Yea, i would love to see some finished pictures if there are any


----------



## HP11 (Apr 11, 2009)

GottaGoGTO said:


> Hey OP, did you ever finish this project up?





wash said:


> I'm sitting on pins and needles to see how this finished up. I have a 65 in pieces, this post is extremely inspiring





Phoneticz said:


> Yea, i would love to see some finished pictures if there are any


He hasn't been here in a year and a half........


----------



## Goatie (May 28, 2017)

Absolutley amazing! what a undertaking. Wish you were still active now with some finished photo"s


----------



## designerron (Feb 8, 2016)

Goatie said:


> Absolutley amazing! what a undertaking. Wish you were still active now with some finished photo"s


I did a quick search and found more photos including the finished project at The Mutant - LS1GTO.com Forums

He also posted that he's starting on Mutant II.


----------



## mmmmcar (Jun 13, 2017)

It's so strange seeing it without a roof or sides and just one seat. Looks really futuristic! Good luck with it all


----------



## Shooter (Nov 7, 2015)

Was that a real '65 GTO you started with? Which brings up a question - did the VIN plate on a '64 or '65 GTO have a 242 VIN plate? Did they even have a VIN plate???? Since those years the car was actually a Tempest with the GTO option package. '66 was the first year that the GTO was actually a model you could buy, did the 242 VIN plate start in '66 or was it on the '64s and '65s too?


----------



## HP11 (Apr 11, 2009)

You need to ask him on LS1 GTO as he doesn't seem to come here anymore.


----------



## Bertmac (Jul 2, 2013)

I apologize guys, I was posting this build in a couple of different places and LS1.com just seemed to be where I wound up at. 
Here are the updates. The 65 body was not a real GTO..it was actually a Tempest Custom. It’s been on the road for awhile now. It’s been all over the place, just logging miles and drivin the crap out of it.
Started a 2006/1970 project and it is almost done..doing the interior right now. It’s a LS2 Twin Turbo car!!!


----------



## Bertmac (Jul 2, 2013)




----------



## Bertmac (Jul 2, 2013)




----------



## Bertmac (Jul 2, 2013)

Door panels done


----------



## Joe'sToy (Mar 9, 2012)

Simply amazing! Hat's off to you sir, some mad skills.


----------



## Cafr119 (Dec 9, 2017)

Wow, very nice work and quite amazing, I would have never thought of ever attempting a build like that, very nice and interesting builds. Thank you for sharing !!


----------



## Bertmac (Jul 2, 2013)

Thanks everyone.. its been a fun build and the car is a blast to drive. It has already embarrassed a couple of unsuspecting people. I have it running 10lbs on the stock LS2 motor, next thing in the plans is start a LS3 block strong enough to be able to turn the boost on up to 18-24lbs safely. But this summer the plans are to drive it


----------



## Shake-N-Bake (Jun 16, 2015)

Nice build! Did you keep the BCM, ABS and SRS modules?
Interesting to see the Holden dash fits the 70 body so well. My wife keeps asking me to build her a 68 Firebird with 05 GTO drivetrain and interior. Wasn't sure it was possible but now you have me thinking about it.  Doing this to an A body sounds like more fun though....


----------



## Bertmac (Jul 2, 2013)

Shake-N-Bake said:


> Nice build! Did you keep the BCM, ABS and SRS modules?
> Interesting to see the Holden dash fits the 70 body so well. My wife keeps asking me to build her a 68 Firebird with 05 GTO drivetrain and interior. Wasn't sure it was possible but now you have me thinking about it. Doing this to an A body sounds like more fun though....

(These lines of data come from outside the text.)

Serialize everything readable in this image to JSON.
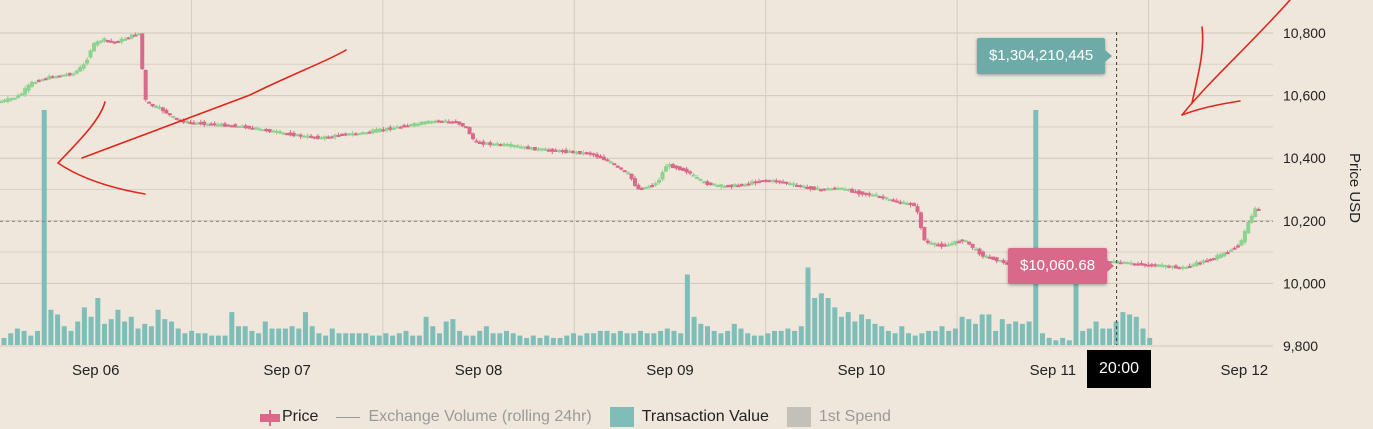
{
  "chart_data": {
    "type": "candlestick",
    "title": "",
    "ylabel": "Price USD",
    "ylim": [
      9800,
      10850
    ],
    "yticks": [
      "10,800",
      "10,600",
      "10,400",
      "10,200",
      "10,000",
      "9,800"
    ],
    "ytick_values": [
      10800,
      10600,
      10400,
      10200,
      10000,
      9800
    ],
    "xticks": [
      "Sep 06",
      "Sep 07",
      "Sep 08",
      "Sep 09",
      "Sep 10",
      "Sep 11",
      "Sep 12"
    ],
    "xtick_pos": [
      0.5,
      1.5,
      2.5,
      3.5,
      4.5,
      5.5,
      6.5
    ],
    "xlim": [
      0.0,
      6.65
    ],
    "reference_price": 10198,
    "price_series": [
      [
        0.0,
        10580
      ],
      [
        0.05,
        10585
      ],
      [
        0.12,
        10600
      ],
      [
        0.18,
        10640
      ],
      [
        0.25,
        10655
      ],
      [
        0.33,
        10665
      ],
      [
        0.4,
        10670
      ],
      [
        0.46,
        10700
      ],
      [
        0.5,
        10760
      ],
      [
        0.55,
        10780
      ],
      [
        0.62,
        10770
      ],
      [
        0.7,
        10790
      ],
      [
        0.75,
        10800
      ],
      [
        0.77,
        10590
      ],
      [
        0.8,
        10570
      ],
      [
        0.85,
        10560
      ],
      [
        0.9,
        10540
      ],
      [
        0.95,
        10520
      ],
      [
        1.0,
        10515
      ],
      [
        1.1,
        10510
      ],
      [
        1.2,
        10505
      ],
      [
        1.3,
        10500
      ],
      [
        1.4,
        10490
      ],
      [
        1.5,
        10480
      ],
      [
        1.6,
        10470
      ],
      [
        1.7,
        10465
      ],
      [
        1.8,
        10475
      ],
      [
        1.9,
        10480
      ],
      [
        2.0,
        10490
      ],
      [
        2.1,
        10500
      ],
      [
        2.2,
        10510
      ],
      [
        2.3,
        10520
      ],
      [
        2.4,
        10515
      ],
      [
        2.45,
        10500
      ],
      [
        2.5,
        10450
      ],
      [
        2.6,
        10445
      ],
      [
        2.7,
        10440
      ],
      [
        2.8,
        10430
      ],
      [
        2.9,
        10425
      ],
      [
        3.0,
        10420
      ],
      [
        3.1,
        10415
      ],
      [
        3.2,
        10390
      ],
      [
        3.3,
        10350
      ],
      [
        3.35,
        10300
      ],
      [
        3.45,
        10320
      ],
      [
        3.5,
        10380
      ],
      [
        3.6,
        10360
      ],
      [
        3.7,
        10320
      ],
      [
        3.8,
        10310
      ],
      [
        3.9,
        10315
      ],
      [
        4.0,
        10330
      ],
      [
        4.1,
        10325
      ],
      [
        4.2,
        10310
      ],
      [
        4.3,
        10300
      ],
      [
        4.4,
        10305
      ],
      [
        4.5,
        10290
      ],
      [
        4.6,
        10280
      ],
      [
        4.7,
        10260
      ],
      [
        4.8,
        10250
      ],
      [
        4.85,
        10130
      ],
      [
        4.95,
        10120
      ],
      [
        5.05,
        10140
      ],
      [
        5.15,
        10090
      ],
      [
        5.25,
        10070
      ],
      [
        5.3,
        10060
      ],
      [
        5.4,
        10055
      ],
      [
        5.5,
        10050
      ],
      [
        5.55,
        10045
      ],
      [
        5.6,
        10040
      ],
      [
        5.7,
        10060
      ],
      [
        5.8,
        10070
      ],
      [
        5.9,
        10065
      ],
      [
        6.0,
        10060
      ],
      [
        6.1,
        10055
      ],
      [
        6.2,
        10050
      ],
      [
        6.3,
        10070
      ],
      [
        6.4,
        10090
      ],
      [
        6.5,
        10130
      ],
      [
        6.55,
        10210
      ],
      [
        6.58,
        10240
      ]
    ],
    "transaction_value": {
      "name": "Transaction Value",
      "bar_x_start": 0.0,
      "bar_step": 0.035,
      "values": [
        0.03,
        0.05,
        0.07,
        0.06,
        0.04,
        0.06,
        1.0,
        0.15,
        0.13,
        0.08,
        0.06,
        0.1,
        0.16,
        0.12,
        0.2,
        0.09,
        0.11,
        0.15,
        0.1,
        0.12,
        0.07,
        0.09,
        0.08,
        0.15,
        0.11,
        0.1,
        0.07,
        0.05,
        0.06,
        0.05,
        0.05,
        0.04,
        0.04,
        0.04,
        0.14,
        0.08,
        0.08,
        0.06,
        0.05,
        0.1,
        0.07,
        0.07,
        0.07,
        0.08,
        0.07,
        0.14,
        0.08,
        0.05,
        0.04,
        0.07,
        0.05,
        0.05,
        0.05,
        0.05,
        0.05,
        0.04,
        0.04,
        0.05,
        0.04,
        0.05,
        0.06,
        0.04,
        0.04,
        0.12,
        0.08,
        0.05,
        0.1,
        0.11,
        0.06,
        0.04,
        0.04,
        0.06,
        0.08,
        0.05,
        0.05,
        0.06,
        0.05,
        0.04,
        0.03,
        0.04,
        0.03,
        0.04,
        0.03,
        0.03,
        0.04,
        0.05,
        0.04,
        0.05,
        0.05,
        0.06,
        0.06,
        0.05,
        0.06,
        0.05,
        0.05,
        0.06,
        0.05,
        0.05,
        0.06,
        0.07,
        0.06,
        0.05,
        0.3,
        0.12,
        0.09,
        0.08,
        0.06,
        0.05,
        0.06,
        0.09,
        0.07,
        0.05,
        0.04,
        0.04,
        0.05,
        0.06,
        0.06,
        0.07,
        0.06,
        0.08,
        0.33,
        0.2,
        0.22,
        0.2,
        0.16,
        0.12,
        0.14,
        0.1,
        0.13,
        0.11,
        0.09,
        0.08,
        0.06,
        0.05,
        0.08,
        0.05,
        0.04,
        0.05,
        0.06,
        0.06,
        0.08,
        0.06,
        0.07,
        0.12,
        0.11,
        0.09,
        0.13,
        0.13,
        0.06,
        0.11,
        0.09,
        0.1,
        0.09,
        0.1,
        1.0,
        0.05,
        0.03,
        0.02,
        0.03,
        0.02,
        0.27,
        0.06,
        0.07,
        0.1,
        0.07,
        0.07,
        0.1,
        0.14,
        0.13,
        0.12,
        0.07,
        0.03
      ]
    },
    "legend": [
      "Price",
      "Exchange Volume (rolling 24hr)",
      "Transaction Value",
      "1st Spend"
    ]
  },
  "tooltips": {
    "transaction_value": "$1,304,210,445",
    "price": "$10,060.68",
    "time": "20:00"
  },
  "colors": {
    "up": "#8ed28f",
    "down": "#d9698a",
    "tx": "#7fbdb9",
    "annotation": "#e1261c"
  }
}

Yes, kept the BCM, ABS, SRS all in the car and functioning. For all practical purposes its a 2006 with a 70 skin. I think a 68 would be too narrow for this type of conversion. BUT it might work and would be a cool ride


----------



## Shake-N-Bake (Jun 16, 2015)

Bertmac said:


> Yes, kept the BCM, ABS, SRS all in the car and functioning. For all practical purposes its a 2006 with a 70 skin. I think a 68 would be too narrow for this type of conversion. BUT it might work and would be a cool ride


That is awesome. Keeping the functionality with all the modules is fantastic. I checked the dimensions for a 68 F body and it's about 1/4" different compared to the Holden GTOs....so maybe. Still like the idea of an A body though. I showed her the photo of your car and she is totally on board....loves how your car came out and is very envious. There is a nice solid 68 convertible LeMans for sale in my area. I wonder...

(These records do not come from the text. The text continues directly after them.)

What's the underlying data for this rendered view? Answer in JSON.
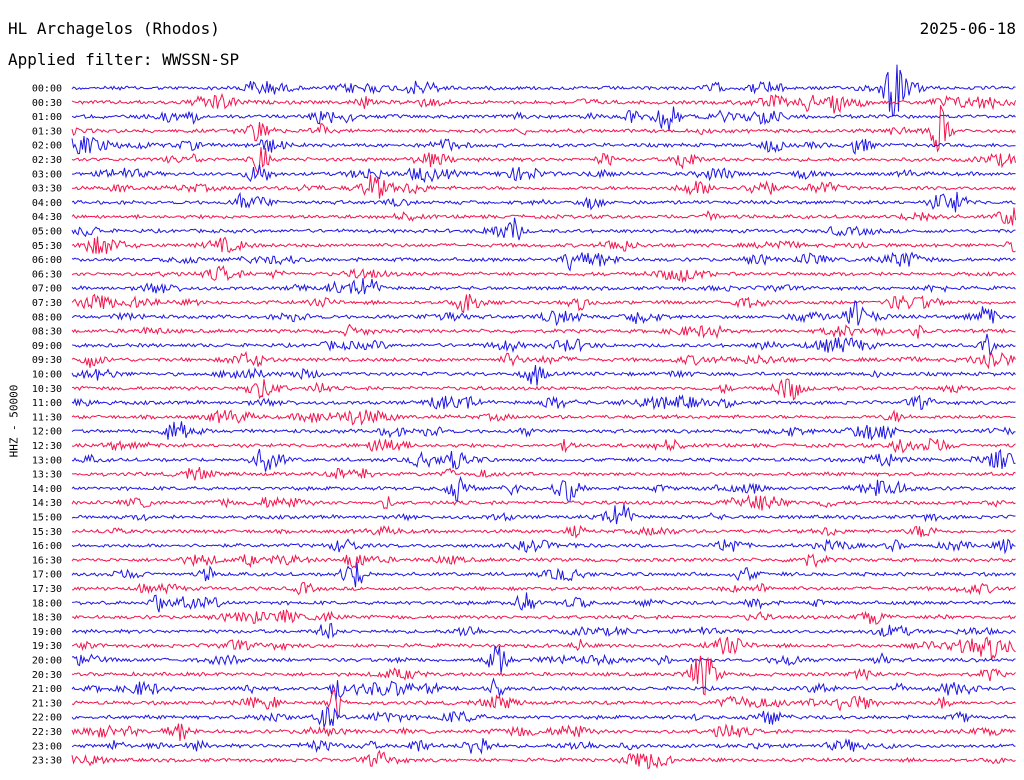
{
  "header": {
    "station": "HL Archagelos (Rhodos)",
    "date": "2025-06-18",
    "filter": "Applied filter: WWSSN-SP"
  },
  "channel_label": "HHZ - 50000",
  "colors": {
    "blue": "#1f16e4",
    "red": "#f2154e"
  },
  "chart_data": {
    "type": "line",
    "title": "HL Archagelos (Rhodos)",
    "subtitle": "Applied filter: WWSSN-SP",
    "ylabel": "HHZ - 50000",
    "xlabel": "",
    "grid": false,
    "legend": "none",
    "series_colors": [
      "#1f16e4",
      "#f2154e"
    ],
    "rows": [
      "00:00",
      "00:30",
      "01:00",
      "01:30",
      "02:00",
      "02:30",
      "03:00",
      "03:30",
      "04:00",
      "04:30",
      "05:00",
      "05:30",
      "06:00",
      "06:30",
      "07:00",
      "07:30",
      "08:00",
      "08:30",
      "09:00",
      "09:30",
      "10:00",
      "10:30",
      "11:00",
      "11:30",
      "12:00",
      "12:30",
      "13:00",
      "13:30",
      "14:00",
      "14:30",
      "15:00",
      "15:30",
      "16:00",
      "16:30",
      "17:00",
      "17:30",
      "18:00",
      "18:30",
      "19:00",
      "19:30",
      "20:00",
      "20:30",
      "21:00",
      "21:30",
      "22:00",
      "22:30",
      "23:00",
      "23:30"
    ],
    "events": [
      {
        "row": "00:00",
        "x": 0.87,
        "amp": 4.0
      },
      {
        "row": "00:30",
        "x": 0.78,
        "amp": 1.2
      },
      {
        "row": "00:30",
        "x": 0.81,
        "amp": 1.5
      },
      {
        "row": "01:00",
        "x": 0.63,
        "amp": 2.2
      },
      {
        "row": "01:30",
        "x": 0.92,
        "amp": 3.5
      },
      {
        "row": "01:30",
        "x": 0.2,
        "amp": 1.5
      },
      {
        "row": "02:30",
        "x": 0.2,
        "amp": 2.5
      },
      {
        "row": "02:30",
        "x": 0.65,
        "amp": 1.5
      },
      {
        "row": "03:30",
        "x": 0.32,
        "amp": 1.3
      },
      {
        "row": "03:30",
        "x": 0.73,
        "amp": 1.4
      },
      {
        "row": "05:00",
        "x": 0.47,
        "amp": 1.2
      },
      {
        "row": "06:00",
        "x": 0.53,
        "amp": 1.4
      },
      {
        "row": "07:00",
        "x": 0.31,
        "amp": 1.6
      },
      {
        "row": "07:30",
        "x": 0.42,
        "amp": 1.8
      },
      {
        "row": "08:00",
        "x": 0.83,
        "amp": 1.6
      },
      {
        "row": "08:00",
        "x": 0.97,
        "amp": 1.7
      },
      {
        "row": "09:00",
        "x": 0.97,
        "amp": 1.5
      },
      {
        "row": "10:00",
        "x": 0.49,
        "amp": 1.6
      },
      {
        "row": "10:30",
        "x": 0.76,
        "amp": 1.6
      },
      {
        "row": "12:00",
        "x": 0.11,
        "amp": 1.8
      },
      {
        "row": "14:00",
        "x": 0.41,
        "amp": 1.6
      },
      {
        "row": "15:00",
        "x": 0.58,
        "amp": 1.7
      },
      {
        "row": "16:30",
        "x": 0.3,
        "amp": 1.6
      },
      {
        "row": "17:00",
        "x": 0.3,
        "amp": 1.7
      },
      {
        "row": "18:00",
        "x": 0.48,
        "amp": 2.0
      },
      {
        "row": "18:00",
        "x": 0.09,
        "amp": 1.5
      },
      {
        "row": "19:00",
        "x": 0.27,
        "amp": 1.5
      },
      {
        "row": "19:30",
        "x": 0.97,
        "amp": 1.8
      },
      {
        "row": "20:00",
        "x": 0.45,
        "amp": 2.2
      },
      {
        "row": "20:30",
        "x": 0.67,
        "amp": 2.0
      },
      {
        "row": "21:00",
        "x": 0.28,
        "amp": 1.8
      },
      {
        "row": "21:00",
        "x": 0.45,
        "amp": 2.0
      },
      {
        "row": "21:30",
        "x": 0.28,
        "amp": 2.0
      },
      {
        "row": "22:00",
        "x": 0.27,
        "amp": 2.2
      },
      {
        "row": "23:00",
        "x": 0.43,
        "amp": 1.6
      }
    ]
  }
}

Sent from my XT1585 using Tapatalk


----------



## Shake-N-Bake (Jun 16, 2015)

Drove this to work today. Not as cool as your car but still pretty fun. . 
Love these things.









Sent from my XT1585 using Tapatalk


----------



## Bertmac (Jul 2, 2013)

If you are really serious about wanting to do this, get with me and I can kinda lay out a plan to help you. Start by searching the insurance auctions. IAA and Copart Be selective in what you buy. if its hit hard stay away. pay a little more and get a good starting point. remember you don't care about sheet metal as much as a straight frame.


----------



## Shake-N-Bake (Jun 16, 2015)

Bertmac said:


> If you are really serious about wanting to do this, get with me and I can kinda lay out a plan to help you. Start by searching the insurance auctions. IAA and Copart Be selective in what you buy. if its hit hard stay away. pay a little more and get a good starting point. remember you don't care about sheet metal as much as a straight frame.


Cool. Thanks.
Not sure how serious I am about trying this. Would like to take a break from project cars for a while once I finish my current build. These things are like puppies though.....hard to resist when you see one that needs a good home. 

Sent from my XT1585 using Tapatalk


----------



## the_wylde (2 mo ago)

Welcome to the forums! :cheers


----------